A abertura de recursos por parte das prefeituras matou de vez a credibilidade do modelo de distanciamento social do governo estadual. Na última sexta-feira, o mapa divulgado tinha dezoito regiões na bandeira vermelha e hoje, após os recursos dos prefeitos, são apenas oito. Mudança de tal magnitude somente permite duas conclusões: ou números que levaram à decretação de bandeira vermelha estavam certos e o governador cedeu aos prefeitos ou os números que embasam o governo são incrivelmente falhos. Agora, anuncia gestão compartilhada com prefeitos do distanciamento. Será a "casa da Mãe Joana" multicolorida. Afiançar a prefeitos em ano eleitoral e pessoas que estão distribuindo remédios sem qualquer eficácia aos seus munícipes? E, ainda, especula-se que as atualizações podem ser quinzenais, uma temeridade em se tratando de uma epidemia que evolui velozmente, sobretudo em grandes centros urbanos, e que em poucos dias pode sair novamente do controle.

Não paro. O governador seguiu cedendo. Porto Alegre, nas palavras do seu prefeito, está no limite do lockdown e do colapso do sistema hospitalar. A maior UTI de Covid-19 do Estado, a do Hospital de Clínicas (HCPA), atingiu a capacidade máxima. A presidente do HCPA e a Sociedade de Infectologia pedem o lockdown. Transplantes foram suspensos. Sim, estamos falando de transplantes e não cirurgias estéticas. A situação se deteriora muito na região metropolitana e a Serra Gaúcha tem alguns dos mais altos índices de contágio por 100 mil habitantes de todo o Estado. 

E, mesmo assim, o governador Eduardo Leite autorizou a retomada do futebol à revelia de toda a realidade epidemiológica gravíssima. O mesmo governador que dias antes tinha dito que futebol não era prioridade. O que teremos agora? Grenal na quarta-feira em uma cidade em que alguns dos principais hospitais estão saturados e numa cidade em que a taxa de contágios é muito alta. Os jogos da rodada ocorrerão em Lajeado, Farroupilha e Caxias do Sul, logo em duas das três piores regiões do Rio Grande do Sul em incidência de casos (Serra e Vale do Taquari).

A bola vai rolar nestas cidades por autorização do governador, e porque homens e mulheres sensatos à frente de municípios como Porto Alegre e Novo Hamburgo disseram “não” à realização de partidas do Gauchão em seus domínios.

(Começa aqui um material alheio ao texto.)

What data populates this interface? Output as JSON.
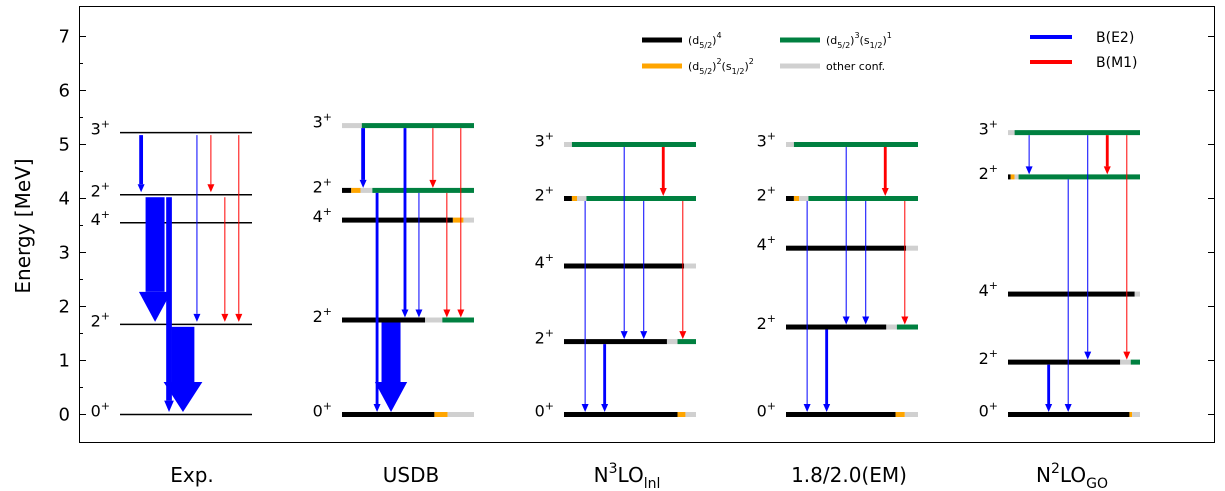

Um campeonato que somente atende interesses comerciais hoje e cujo um dos participantes, o Pelotas, sequer tem número de jogadores suficientes para disputar, e outro participante, o Juventude, está com o seu presidente infectado. Clubes, quaisquer, e a Federação Gaúcha de Futebol não podem ter mais força que o governador. Jamais! Muito menos em uma epidemia.

Onde foi parar o governador Leite de março? Daquele líder o Rio Grande do Sul está em necessidade neste grave e terrível momento. Com urgência!